Opportunity Zones aren't a magic bullet to solve all of an area's ills or help floundering deals start penciling out. But Quinn Palomino, CEO of global private equity firm Virtua Partners, argues that they have changed the vernacular among investors.
"It is incredible transformational tool and it's a tool that's helped change the language among investors, city municipalities and nonprofits," Palomino tells GlobeSt.com.
Palomino says Opportunity Zones have been especially effective in drawing international dollars to areas that those investors wouldn't have previously considered.
"Before the Opportunity Zones, I would get a comment from Asian investors that they only wanted to invest in Manhattan or San Francisco," Palomino says. "If you talked about Greensville, South Carolina, they're like, 'Where is that?"
But those conversations have changed over the last year or so. So have the ones with ultra-high net worth investors and institutions. "They were not as extreme as foreign investors, but they really liked investments along the coast," Palomino says. "They wanted things in California, Austin, Denver and areas that are really growing, like Salt Lake City. But as soon as you start hitting other areas in the country, it was silence from the investors."
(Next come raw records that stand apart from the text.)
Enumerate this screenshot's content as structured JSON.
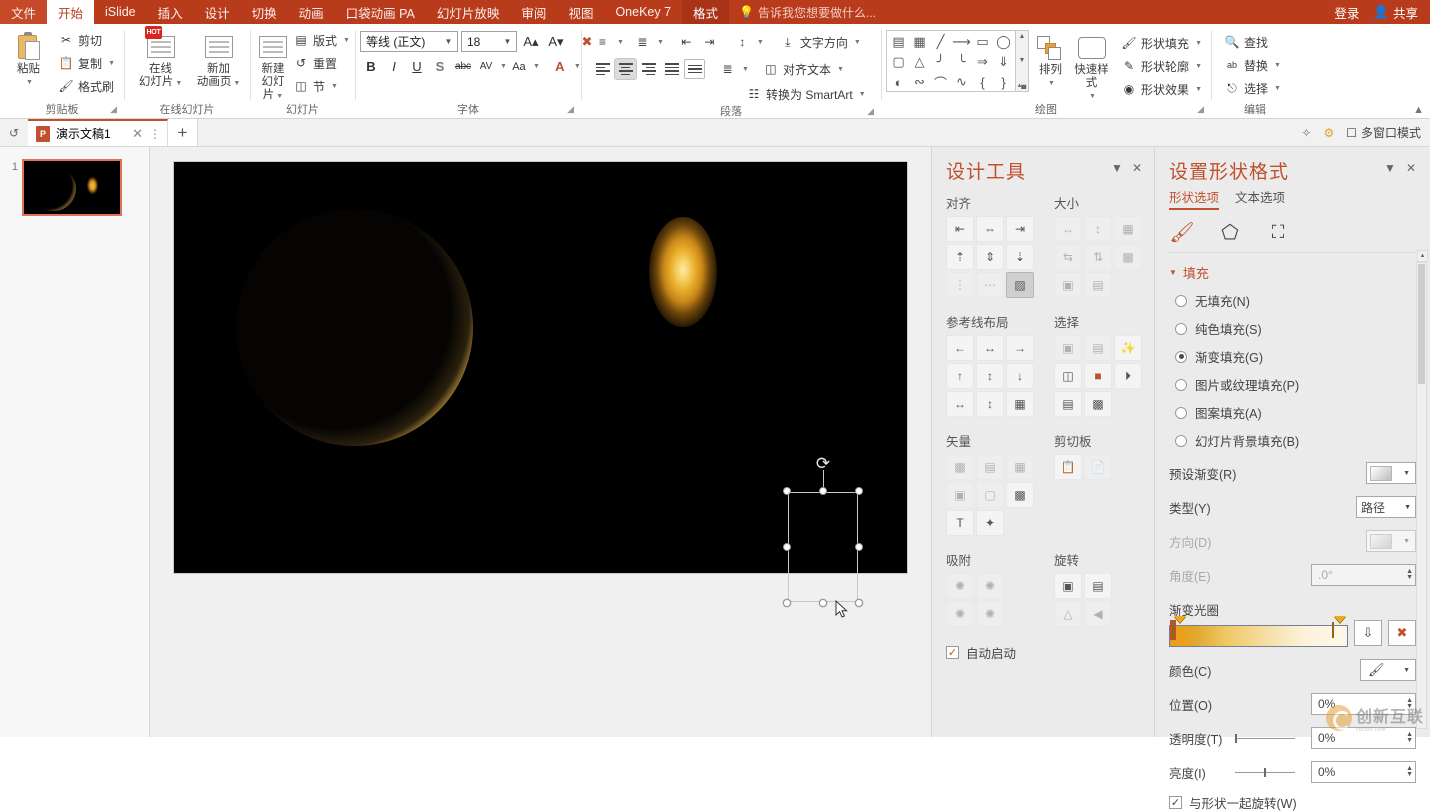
{
  "titlebar": {
    "tabs": [
      {
        "label": "文件",
        "state": "file"
      },
      {
        "label": "开始",
        "state": "active"
      },
      {
        "label": "iSlide",
        "state": "normal"
      },
      {
        "label": "插入",
        "state": "normal"
      },
      {
        "label": "设计",
        "state": "normal"
      },
      {
        "label": "切换",
        "state": "normal"
      },
      {
        "label": "动画",
        "state": "normal"
      },
      {
        "label": "口袋动画 PA",
        "state": "normal"
      },
      {
        "label": "幻灯片放映",
        "state": "normal"
      },
      {
        "label": "审阅",
        "state": "normal"
      },
      {
        "label": "视图",
        "state": "normal"
      },
      {
        "label": "OneKey 7",
        "state": "normal"
      },
      {
        "label": "格式",
        "state": "contextual"
      }
    ],
    "tellme_placeholder": "告诉我您想要做什么...",
    "signin": "登录",
    "share": "共享",
    "accent": "#b83b1c"
  },
  "ribbon": {
    "groups": [
      {
        "name": "剪贴板",
        "has_dialog_launcher": true,
        "big": [
          {
            "label1": "粘贴",
            "label2": "",
            "icon": "clipboard-icon",
            "dropdown": true
          }
        ],
        "small": [
          {
            "label": "剪切",
            "icon": "scissors-icon",
            "dropdown": false
          },
          {
            "label": "复制",
            "icon": "copy-icon",
            "dropdown": true
          },
          {
            "label": "格式刷",
            "icon": "format-painter-icon",
            "dropdown": false
          }
        ]
      },
      {
        "name": "在线幻灯片",
        "has_dialog_launcher": false,
        "big": [
          {
            "label1": "在线",
            "label2": "幻灯片",
            "icon": "online-slide-icon",
            "dropdown": true,
            "badge": "HOT"
          },
          {
            "label1": "新加",
            "label2": "动画页",
            "icon": "new-anim-page-icon",
            "dropdown": true
          }
        ],
        "small": []
      },
      {
        "name": "幻灯片",
        "has_dialog_launcher": false,
        "big": [
          {
            "label1": "新建",
            "label2": "幻灯片",
            "icon": "new-slide-icon",
            "dropdown": true
          }
        ],
        "small": [
          {
            "label": "版式",
            "icon": "layout-icon",
            "dropdown": true
          },
          {
            "label": "重置",
            "icon": "reset-icon",
            "dropdown": false
          },
          {
            "label": "节",
            "icon": "section-icon",
            "dropdown": true
          }
        ]
      },
      {
        "name": "字体",
        "has_dialog_launcher": true,
        "font_name": "等线 (正文)",
        "font_size": "18",
        "buttons_row1": [
          "grow-font-icon",
          "shrink-font-icon",
          "clear-format-icon"
        ],
        "buttons_row2": [
          {
            "label": "B",
            "name": "bold-button"
          },
          {
            "label": "I",
            "name": "italic-button"
          },
          {
            "label": "U",
            "name": "underline-button"
          },
          {
            "label": "S",
            "name": "shadow-button"
          },
          {
            "label": "abc",
            "name": "strikethrough-button"
          },
          {
            "label": "AV",
            "name": "character-spacing-button"
          },
          {
            "label": "Aa",
            "name": "change-case-button"
          },
          {
            "label": "A",
            "name": "font-color-button"
          }
        ]
      },
      {
        "name": "段落",
        "has_dialog_launcher": true,
        "text_buttons": [
          {
            "label": "文字方向",
            "icon": "text-direction-icon"
          },
          {
            "label": "对齐文本",
            "icon": "align-text-icon"
          },
          {
            "label": "转换为 SmartArt",
            "icon": "smartart-icon"
          }
        ]
      },
      {
        "name": "绘图",
        "has_dialog_launcher": true,
        "shape_glyphs": [
          "▣",
          "▥",
          "╲",
          "╲",
          "▭",
          "◯",
          "▢",
          "△",
          "⌐",
          "⌐",
          "⇨",
          "⇩",
          "◔",
          "⌇",
          "⌒",
          "∿",
          "{",
          "}"
        ],
        "big": [
          {
            "label1": "排列",
            "label2": "",
            "icon": "arrange-icon",
            "dropdown": true
          },
          {
            "label1": "快速样式",
            "label2": "",
            "icon": "quick-styles-icon",
            "dropdown": true
          }
        ],
        "small": [
          {
            "label": "形状填充",
            "icon": "shape-fill-icon",
            "dropdown": true
          },
          {
            "label": "形状轮廓",
            "icon": "shape-outline-icon",
            "dropdown": true
          },
          {
            "label": "形状效果",
            "icon": "shape-effects-icon",
            "dropdown": true
          }
        ]
      },
      {
        "name": "编辑",
        "has_dialog_launcher": false,
        "small": [
          {
            "label": "查找",
            "icon": "search-icon",
            "dropdown": false
          },
          {
            "label": "替换",
            "icon": "replace-icon",
            "dropdown": true
          },
          {
            "label": "选择",
            "icon": "select-icon",
            "dropdown": true
          }
        ]
      }
    ]
  },
  "docstrip": {
    "tab_label": "演示文稿1",
    "multiwindow_label": "多窗口模式"
  },
  "thumbnails": [
    {
      "number": "1",
      "selected": true
    }
  ],
  "slide": {
    "shapes": [
      {
        "name": "crescent-circle",
        "selected": false
      },
      {
        "name": "glow-ellipse",
        "selected": true
      }
    ]
  },
  "design_panel": {
    "title": "设计工具",
    "sections": [
      {
        "label": "对齐",
        "cells": 9,
        "selected_index": 8,
        "dim_after": -1
      },
      {
        "label": "大小",
        "cells": 8,
        "selected_index": -1,
        "dim": true
      },
      {
        "label": "参考线布局",
        "cells": 9,
        "selected_index": -1,
        "dim": false
      },
      {
        "label": "选择",
        "cells": 8,
        "selected_index": -1,
        "dim": false
      },
      {
        "label": "矢量",
        "cells": 8,
        "selected_index": -1,
        "dim": false
      },
      {
        "label": "剪切板",
        "cells": 2,
        "selected_index": -1,
        "dim": false
      },
      {
        "label": "吸附",
        "cells": 4,
        "selected_index": -1,
        "dim": true
      },
      {
        "label": "旋转",
        "cells": 4,
        "selected_index": -1,
        "dim": false
      }
    ],
    "autostart_label": "自动启动",
    "autostart_checked": true,
    "accent": "#c0502e"
  },
  "format_panel": {
    "title": "设置形状格式",
    "tabs": [
      {
        "label": "形状选项",
        "active": true
      },
      {
        "label": "文本选项",
        "active": false
      }
    ],
    "icon_tabs": [
      "fill-bucket-icon",
      "pentagon-effects-icon",
      "size-properties-icon"
    ],
    "fill_section": "填充",
    "fill_options": [
      {
        "label": "无填充(N)",
        "selected": false
      },
      {
        "label": "纯色填充(S)",
        "selected": false
      },
      {
        "label": "渐变填充(G)",
        "selected": true
      },
      {
        "label": "图片或纹理填充(P)",
        "selected": false
      },
      {
        "label": "图案填充(A)",
        "selected": false
      },
      {
        "label": "幻灯片背景填充(B)",
        "selected": false
      }
    ],
    "fields": [
      {
        "label": "预设渐变(R)",
        "type": "swatch",
        "value": "",
        "disabled": false
      },
      {
        "label": "类型(Y)",
        "type": "select",
        "value": "路径",
        "disabled": false
      },
      {
        "label": "方向(D)",
        "type": "swatch",
        "value": "",
        "disabled": true
      },
      {
        "label": "角度(E)",
        "type": "spin",
        "value": ".0°",
        "disabled": true
      }
    ],
    "gradient_stops_label": "渐变光圈",
    "gradient_stop_buttons": [
      "add-gradient-stop-icon",
      "remove-gradient-stop-icon"
    ],
    "stop_fields": [
      {
        "label": "颜色(C)",
        "type": "colorbtn",
        "value": ""
      },
      {
        "label": "位置(O)",
        "type": "spin",
        "value": "0%"
      },
      {
        "label": "透明度(T)",
        "type": "slider-spin",
        "value": "0%"
      },
      {
        "label": "亮度(I)",
        "type": "slider-spin",
        "value": "0%"
      }
    ],
    "rotate_with_shape_label": "与形状一起旋转(W)",
    "rotate_with_shape_checked": true,
    "accent": "#c0502e"
  },
  "watermark": {
    "text": "创新互联",
    "sub": "cdcxhl.com"
  }
}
If Palomino would suggest projects outside of these hot metros, these same investors had questions about risk mitigation. "It's all about risk mitigation," she says. "They wondered how they could justify these projects to their shareholders and their children, grandchildren, especially in your larger family offices. They have a responsibility to get a decent return."
But now, Opportunities Zones provide the incentive to go into those areas, which changes the conversation, according to Palomino. One of the ways they mitigate risk is through depreciation recapture.
"There is no depreciation recapture and if a project is, for example, a hotel, then they have all that accelerated depreciation from the furniture and fixtures that they are depreciating and those are losses that they can apply to other areas of their portfolio," Palomino says.
With this depreciation, what was once a 4 percent return can jump to 8 percent and even higher. "By the time you add up all of this additional depreciation that you don't have to recapture ever, now you're in the teens," Palomino says. With these returns from Opportunity Zones, investors can expand their map.
"Now it makes sense to be in South Carolina and remote areas of Texas because of that return," Palomino says. "They're actually being able to give back [to communities] and they're getting a return that is a decent return."
And, as an added bonus, Opportunity Zones force cities to compete for funds, which can provide another benefit for investors, especially those providing housing.
"Cities and counties are competing against 8,700 other census tracks," Palomino says. "How can they make themselves more attractive?"
If these localities want more workforce or affordable housing in their Opportunity Zone, they may offer incentives. "They may waive the development fee if that is what's needed in order to get a higher number of units for workforce housing," Palomino says. "With permits, rather than having someone wait a year, they can get their team on it and turned around in three months."